Some families wanted to see Pickton win his appeal so he would stand trial for all 26 counts of murder. Others, even relatives of some women whose cases were still outstanding, hoped the end of the lengthy criminal case would finally lead to answers about why so many sex workers were allowed to disappear from Vancouver's Downtown Eastside.
Politicians have so far resisted calls for a public inquiry and police have withheld internal reviews into how they handled reports of missing women stretching back decades, citing the ongoing criminal case.
Now, with the charges stayed, Vancouver police and the RCMP say they will release the reports from their internal reviews soon, and pressure for the province to call a public inquiry has been growing.
Vancouver's mayor and even the two police forces have joined the chorus of people calling for such hearings.
Beaudoin said public hearings are needed to shed some light on how police handled their investigation of Pickton.
"I'm out to find out what led to Robert Pickton not being caught beforehand," she said, adding her sister is believed to have been the second to last victim.
British Columbia's attorney general has not said whether an inquiry will happen.
The end of the criminal case also lifts several sweeping publication bans on the case, meaning Canadians can finally hear evidence that was kept from the jury and see a number of exhibits that have until now been secret.
The includes the testimony of a woman who said Pickton took her to his farm in 1997, put her in handcuffs and tried to kill her, with the two struggling in a knife fight that put both of them in hospital.
Pickton was charged with attempted murder, but the charges were stayed in 1998. Women continued to disappear from the Downtown Eastside for another four years.
Jurors never heard the woman's story.
Soon, the court is expected to release the video of Pickton's lengthy statement to police.
Pickton was first charged with murder in 2002 after police descended on his farm and launched an exhaustive three-year search that would uncover the dismembered bodies, bones and DNA of more than two dozen women.
Within three years, Pickton was facing 27 counts of first-degree murder, although one charge involving an unidentified "Jane Doe" was eventually dropped.
Relatives and friends of the women who had disappeared from the Downtown Eastside had been trying for more than a decade to get the attention of police, but families have said they were ignored or told the women may have simply moved on to somewhere else.
Even after the Vancouver police formed a special team to review missing women files in 1998, they rejected the idea that a serial killer was hunting women in the Downtown Eastside.

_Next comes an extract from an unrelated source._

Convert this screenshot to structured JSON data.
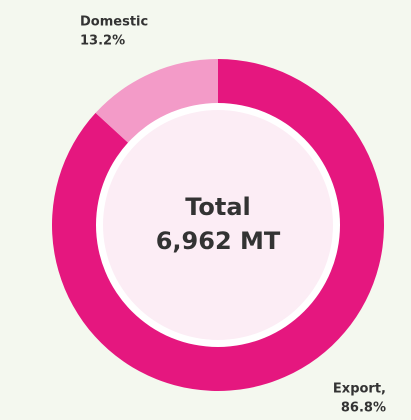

In 2001, the RCMP and the Vancouver police formed a joint task force to step up their investigation.
Pickton was arrested in February the following year.

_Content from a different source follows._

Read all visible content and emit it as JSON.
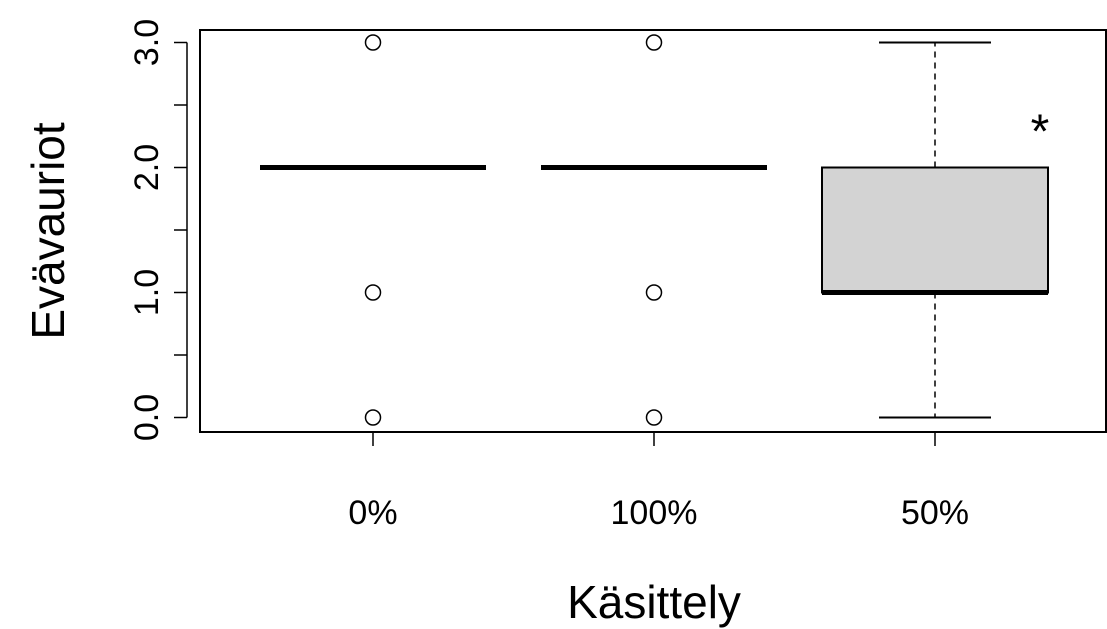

Last Friday, following the Supreme Court's decision, Vancouver police offered an unequivocal apology for failing to catch Pickton sooner.
"On my behalf and on behalf of the Vancouver Police Department and all the men and women who worked on this case I would say how sorry we all are for your losses and because we did not catch this monster sooner," said the force's deputy chief Doug LePard.
When faced with the worst, we should have been better."